What a lot of us don’t realize is how bad plastic is to the environment. What we also don’t realize is that many of the things that come in plastic are not recyclable. Most recycling centers only take number 1 and number 2 plastic. These are things like water bottles, cleaning product bottles, and plastic grocery bags. The packaging that our chips, bread (not to mention the twisty tie that comes with the packaging), and etc. can not be recycled. That’s just food! There’s the personal hygiene products (razors, cotton balls, and makeup packaging) and cleaning products (soaps, detergents, and dryer sheets) to name a few.

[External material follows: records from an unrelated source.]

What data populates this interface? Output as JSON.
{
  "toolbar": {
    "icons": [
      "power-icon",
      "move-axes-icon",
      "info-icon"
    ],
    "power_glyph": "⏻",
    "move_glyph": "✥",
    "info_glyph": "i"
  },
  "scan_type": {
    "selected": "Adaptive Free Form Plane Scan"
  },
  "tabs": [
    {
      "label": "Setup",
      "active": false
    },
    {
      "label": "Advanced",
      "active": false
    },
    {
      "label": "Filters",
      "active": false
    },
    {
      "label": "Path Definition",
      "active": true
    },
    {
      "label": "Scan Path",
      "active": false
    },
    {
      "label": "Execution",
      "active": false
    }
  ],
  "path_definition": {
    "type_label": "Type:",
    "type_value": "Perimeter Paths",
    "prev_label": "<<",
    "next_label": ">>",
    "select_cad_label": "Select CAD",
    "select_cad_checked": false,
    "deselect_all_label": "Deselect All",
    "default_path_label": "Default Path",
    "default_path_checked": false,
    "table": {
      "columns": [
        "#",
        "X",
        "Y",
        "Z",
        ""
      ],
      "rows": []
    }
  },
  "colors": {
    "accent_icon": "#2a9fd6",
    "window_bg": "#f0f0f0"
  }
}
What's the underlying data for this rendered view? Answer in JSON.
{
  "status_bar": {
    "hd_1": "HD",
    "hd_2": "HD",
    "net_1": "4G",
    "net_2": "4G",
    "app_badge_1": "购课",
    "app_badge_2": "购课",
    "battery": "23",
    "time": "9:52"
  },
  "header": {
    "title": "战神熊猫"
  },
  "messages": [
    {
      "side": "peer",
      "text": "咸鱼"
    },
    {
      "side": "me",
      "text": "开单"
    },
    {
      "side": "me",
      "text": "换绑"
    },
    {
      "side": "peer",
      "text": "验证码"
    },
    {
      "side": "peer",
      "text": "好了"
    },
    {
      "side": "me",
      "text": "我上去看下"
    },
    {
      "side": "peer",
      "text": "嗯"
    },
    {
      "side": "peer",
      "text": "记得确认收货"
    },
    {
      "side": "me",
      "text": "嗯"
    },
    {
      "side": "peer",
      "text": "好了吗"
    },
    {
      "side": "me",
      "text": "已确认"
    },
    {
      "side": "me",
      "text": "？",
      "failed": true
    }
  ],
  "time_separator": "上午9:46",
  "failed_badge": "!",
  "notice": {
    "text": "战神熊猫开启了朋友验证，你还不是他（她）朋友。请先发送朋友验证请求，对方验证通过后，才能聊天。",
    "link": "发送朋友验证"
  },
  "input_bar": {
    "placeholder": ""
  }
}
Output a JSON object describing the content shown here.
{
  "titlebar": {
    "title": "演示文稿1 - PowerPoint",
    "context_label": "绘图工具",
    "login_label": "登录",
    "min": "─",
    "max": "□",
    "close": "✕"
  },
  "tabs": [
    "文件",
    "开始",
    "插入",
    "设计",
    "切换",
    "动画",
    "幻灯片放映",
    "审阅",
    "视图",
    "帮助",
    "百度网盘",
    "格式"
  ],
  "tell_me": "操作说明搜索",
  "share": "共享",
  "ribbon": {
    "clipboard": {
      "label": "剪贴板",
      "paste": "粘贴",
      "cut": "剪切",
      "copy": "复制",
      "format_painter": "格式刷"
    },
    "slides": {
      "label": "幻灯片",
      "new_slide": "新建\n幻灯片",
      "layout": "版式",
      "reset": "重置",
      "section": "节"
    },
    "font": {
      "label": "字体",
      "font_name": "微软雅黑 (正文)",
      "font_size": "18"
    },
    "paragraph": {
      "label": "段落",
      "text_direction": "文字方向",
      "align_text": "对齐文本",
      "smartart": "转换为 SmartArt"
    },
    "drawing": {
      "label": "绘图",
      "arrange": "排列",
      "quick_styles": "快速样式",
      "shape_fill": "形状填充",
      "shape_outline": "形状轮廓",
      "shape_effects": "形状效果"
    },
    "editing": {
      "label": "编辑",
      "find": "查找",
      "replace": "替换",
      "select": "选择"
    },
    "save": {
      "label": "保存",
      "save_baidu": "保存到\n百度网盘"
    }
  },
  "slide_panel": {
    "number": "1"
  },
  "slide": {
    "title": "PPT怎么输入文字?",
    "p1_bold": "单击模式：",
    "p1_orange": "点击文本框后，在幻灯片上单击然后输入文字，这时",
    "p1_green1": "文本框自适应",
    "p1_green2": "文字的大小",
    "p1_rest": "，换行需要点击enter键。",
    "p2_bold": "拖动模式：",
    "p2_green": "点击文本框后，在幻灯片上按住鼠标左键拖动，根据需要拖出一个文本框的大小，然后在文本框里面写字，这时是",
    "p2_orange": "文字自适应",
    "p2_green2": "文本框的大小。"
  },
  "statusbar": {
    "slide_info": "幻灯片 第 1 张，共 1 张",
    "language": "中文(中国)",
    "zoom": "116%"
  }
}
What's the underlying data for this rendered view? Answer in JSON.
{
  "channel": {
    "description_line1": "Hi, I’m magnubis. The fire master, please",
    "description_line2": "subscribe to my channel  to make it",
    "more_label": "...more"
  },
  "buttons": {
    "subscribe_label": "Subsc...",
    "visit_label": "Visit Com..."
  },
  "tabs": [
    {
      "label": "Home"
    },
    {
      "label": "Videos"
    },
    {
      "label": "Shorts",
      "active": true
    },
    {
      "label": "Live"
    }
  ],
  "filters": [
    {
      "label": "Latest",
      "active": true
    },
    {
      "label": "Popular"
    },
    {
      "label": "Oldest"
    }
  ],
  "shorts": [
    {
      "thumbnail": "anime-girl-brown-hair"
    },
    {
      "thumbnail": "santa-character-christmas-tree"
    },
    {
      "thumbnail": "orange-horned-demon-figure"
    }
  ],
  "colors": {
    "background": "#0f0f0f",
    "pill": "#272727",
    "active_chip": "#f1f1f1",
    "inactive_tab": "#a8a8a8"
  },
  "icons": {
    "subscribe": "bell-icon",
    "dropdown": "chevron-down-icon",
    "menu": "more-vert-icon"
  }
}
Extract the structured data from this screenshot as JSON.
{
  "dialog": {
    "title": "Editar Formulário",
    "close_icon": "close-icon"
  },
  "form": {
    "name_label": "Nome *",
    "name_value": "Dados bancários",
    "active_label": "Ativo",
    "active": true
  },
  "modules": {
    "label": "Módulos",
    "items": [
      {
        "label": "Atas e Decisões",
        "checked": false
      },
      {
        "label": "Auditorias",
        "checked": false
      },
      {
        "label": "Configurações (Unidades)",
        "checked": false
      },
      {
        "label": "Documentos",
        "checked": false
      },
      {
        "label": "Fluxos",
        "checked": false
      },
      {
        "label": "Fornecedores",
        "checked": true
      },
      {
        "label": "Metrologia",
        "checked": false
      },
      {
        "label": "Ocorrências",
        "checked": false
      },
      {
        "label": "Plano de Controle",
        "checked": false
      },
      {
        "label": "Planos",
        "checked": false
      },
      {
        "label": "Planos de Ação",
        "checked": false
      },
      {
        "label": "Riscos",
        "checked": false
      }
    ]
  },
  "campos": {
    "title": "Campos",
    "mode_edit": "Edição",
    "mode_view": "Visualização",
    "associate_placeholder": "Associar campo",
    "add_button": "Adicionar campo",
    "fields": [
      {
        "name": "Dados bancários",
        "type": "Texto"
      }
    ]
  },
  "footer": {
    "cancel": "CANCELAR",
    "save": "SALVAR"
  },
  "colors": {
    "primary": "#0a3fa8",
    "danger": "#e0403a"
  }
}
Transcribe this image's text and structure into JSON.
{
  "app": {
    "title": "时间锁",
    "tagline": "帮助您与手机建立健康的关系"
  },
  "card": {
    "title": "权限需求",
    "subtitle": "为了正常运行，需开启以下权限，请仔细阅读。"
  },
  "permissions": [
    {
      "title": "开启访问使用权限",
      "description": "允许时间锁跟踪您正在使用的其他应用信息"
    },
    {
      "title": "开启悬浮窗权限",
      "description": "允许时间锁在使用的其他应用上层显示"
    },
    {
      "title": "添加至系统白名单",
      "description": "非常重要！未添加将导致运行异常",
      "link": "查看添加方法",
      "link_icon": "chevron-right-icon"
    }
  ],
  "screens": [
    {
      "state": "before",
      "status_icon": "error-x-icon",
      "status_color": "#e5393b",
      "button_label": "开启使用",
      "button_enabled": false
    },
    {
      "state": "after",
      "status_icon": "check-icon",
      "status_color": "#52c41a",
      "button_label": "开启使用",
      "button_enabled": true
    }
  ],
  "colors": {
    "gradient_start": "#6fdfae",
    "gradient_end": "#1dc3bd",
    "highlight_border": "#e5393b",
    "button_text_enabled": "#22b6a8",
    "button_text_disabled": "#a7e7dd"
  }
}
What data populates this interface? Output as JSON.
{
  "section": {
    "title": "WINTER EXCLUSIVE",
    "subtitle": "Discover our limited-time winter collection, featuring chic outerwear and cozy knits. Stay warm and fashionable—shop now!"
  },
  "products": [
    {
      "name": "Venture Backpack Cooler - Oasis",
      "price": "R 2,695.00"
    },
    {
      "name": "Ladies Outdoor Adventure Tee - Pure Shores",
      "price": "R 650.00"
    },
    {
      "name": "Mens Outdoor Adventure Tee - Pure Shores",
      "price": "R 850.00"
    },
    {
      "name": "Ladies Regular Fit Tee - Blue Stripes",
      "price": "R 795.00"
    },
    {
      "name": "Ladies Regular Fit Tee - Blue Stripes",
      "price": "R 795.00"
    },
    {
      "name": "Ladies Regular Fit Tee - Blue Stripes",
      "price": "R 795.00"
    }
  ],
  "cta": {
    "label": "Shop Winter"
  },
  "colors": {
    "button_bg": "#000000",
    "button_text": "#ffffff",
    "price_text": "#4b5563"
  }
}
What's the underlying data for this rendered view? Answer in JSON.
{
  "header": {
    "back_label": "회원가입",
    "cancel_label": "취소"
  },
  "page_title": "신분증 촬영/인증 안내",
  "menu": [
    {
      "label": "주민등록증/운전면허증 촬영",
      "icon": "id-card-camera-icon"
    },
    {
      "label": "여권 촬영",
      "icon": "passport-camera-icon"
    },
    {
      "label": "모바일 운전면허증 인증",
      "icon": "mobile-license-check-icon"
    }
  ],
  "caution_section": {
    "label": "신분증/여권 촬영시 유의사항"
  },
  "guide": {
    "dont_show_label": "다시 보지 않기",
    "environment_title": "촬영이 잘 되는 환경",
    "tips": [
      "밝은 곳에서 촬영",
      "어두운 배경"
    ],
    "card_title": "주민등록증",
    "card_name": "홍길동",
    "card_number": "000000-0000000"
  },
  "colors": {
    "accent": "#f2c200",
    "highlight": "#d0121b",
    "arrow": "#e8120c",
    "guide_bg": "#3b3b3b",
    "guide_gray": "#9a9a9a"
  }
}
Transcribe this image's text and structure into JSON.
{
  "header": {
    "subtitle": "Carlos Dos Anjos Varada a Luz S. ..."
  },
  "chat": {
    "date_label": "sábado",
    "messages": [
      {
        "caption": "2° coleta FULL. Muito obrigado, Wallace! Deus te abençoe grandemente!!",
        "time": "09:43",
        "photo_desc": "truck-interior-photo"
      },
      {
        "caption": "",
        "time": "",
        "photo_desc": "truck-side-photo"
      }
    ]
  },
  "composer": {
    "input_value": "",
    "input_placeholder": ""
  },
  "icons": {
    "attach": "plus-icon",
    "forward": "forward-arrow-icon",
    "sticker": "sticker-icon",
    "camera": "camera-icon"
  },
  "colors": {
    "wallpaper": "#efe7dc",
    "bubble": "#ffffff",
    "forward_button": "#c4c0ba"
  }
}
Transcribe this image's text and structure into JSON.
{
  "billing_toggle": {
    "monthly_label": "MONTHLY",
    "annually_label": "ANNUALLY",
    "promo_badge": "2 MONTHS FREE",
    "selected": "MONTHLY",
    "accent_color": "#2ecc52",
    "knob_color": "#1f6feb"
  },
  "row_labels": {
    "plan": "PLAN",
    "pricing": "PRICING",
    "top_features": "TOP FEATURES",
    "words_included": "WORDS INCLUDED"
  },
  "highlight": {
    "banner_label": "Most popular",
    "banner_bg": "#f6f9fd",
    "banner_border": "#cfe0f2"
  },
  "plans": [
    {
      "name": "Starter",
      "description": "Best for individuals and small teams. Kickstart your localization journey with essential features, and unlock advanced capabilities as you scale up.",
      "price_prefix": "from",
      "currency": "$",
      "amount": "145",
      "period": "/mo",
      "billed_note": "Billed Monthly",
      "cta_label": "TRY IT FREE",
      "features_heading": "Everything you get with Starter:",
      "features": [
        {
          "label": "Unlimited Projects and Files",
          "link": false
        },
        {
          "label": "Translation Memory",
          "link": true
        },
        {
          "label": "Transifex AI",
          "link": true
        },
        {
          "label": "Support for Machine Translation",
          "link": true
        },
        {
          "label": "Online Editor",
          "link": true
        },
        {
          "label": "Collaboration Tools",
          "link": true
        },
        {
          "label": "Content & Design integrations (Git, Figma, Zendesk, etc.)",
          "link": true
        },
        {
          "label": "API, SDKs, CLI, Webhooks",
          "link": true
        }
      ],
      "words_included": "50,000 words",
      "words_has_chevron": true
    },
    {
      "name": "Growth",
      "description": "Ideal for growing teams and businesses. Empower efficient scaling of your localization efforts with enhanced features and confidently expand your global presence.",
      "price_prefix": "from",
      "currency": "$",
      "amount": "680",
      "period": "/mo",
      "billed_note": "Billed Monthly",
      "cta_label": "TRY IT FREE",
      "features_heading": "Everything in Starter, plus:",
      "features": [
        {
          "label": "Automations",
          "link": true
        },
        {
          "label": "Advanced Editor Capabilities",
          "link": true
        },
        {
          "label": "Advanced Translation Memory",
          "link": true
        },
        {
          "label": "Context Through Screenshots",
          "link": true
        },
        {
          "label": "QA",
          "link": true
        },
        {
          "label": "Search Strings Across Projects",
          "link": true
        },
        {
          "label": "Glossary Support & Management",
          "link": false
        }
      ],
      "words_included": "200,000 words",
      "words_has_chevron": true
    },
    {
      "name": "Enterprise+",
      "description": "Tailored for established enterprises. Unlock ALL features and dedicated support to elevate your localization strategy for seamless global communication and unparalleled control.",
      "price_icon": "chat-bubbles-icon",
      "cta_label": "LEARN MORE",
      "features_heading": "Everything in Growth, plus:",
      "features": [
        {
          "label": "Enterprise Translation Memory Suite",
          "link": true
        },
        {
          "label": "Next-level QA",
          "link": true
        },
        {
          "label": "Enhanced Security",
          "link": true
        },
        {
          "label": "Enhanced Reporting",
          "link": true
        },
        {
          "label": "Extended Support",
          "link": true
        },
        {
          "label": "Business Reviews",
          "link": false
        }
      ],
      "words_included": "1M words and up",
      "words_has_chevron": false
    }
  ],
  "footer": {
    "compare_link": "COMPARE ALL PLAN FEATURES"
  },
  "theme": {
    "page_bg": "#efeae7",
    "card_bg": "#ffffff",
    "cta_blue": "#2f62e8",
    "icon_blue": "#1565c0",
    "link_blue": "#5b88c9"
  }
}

How does she do it? It’s as simple as evaluating what you’re currently doing and transitioning into a new lifestyle. Lauren has layed out this 2 steps here.
She also shows you some simple alternatives to thing you use everyday. To see the full list click on the picture below.
I don’t know how good I will be at producing zero waste but her blog has show me a lot of simple alternatives that I’m going to input into my life.
Here are a few that I’m going to start with:
- Bring my own silverware to work – I bring my lunch in reusable containers but I tend to use the plastic forks that they provide at work. I have a bamboo set of utensils (they’re actually camping gear) that I’m going to start bring with me
- Buying less foods in packaging – places like Whole Foods make it easier for you to buy things with out packaging. For produce, bring your own cotton baggie. You can purchase some reusable produce bags here (they also make a cotton bag just for bread!). For nuts, pasta, etc., you can bring your own mason jar. Just don’t forget to weigh your jar first! [How to Tare a Jar]
- Composting – I would love to have my own compost pile or vermicompost, however living in an apartment doesn’t allow for that. I’m going to try to find a place where I can drop it off around where I live.
For recycling in Alabama: Recycle Alabama
In Birmingham: UAB Recycling
These are just a few things. As I come across other products and such I’ll be sure and share!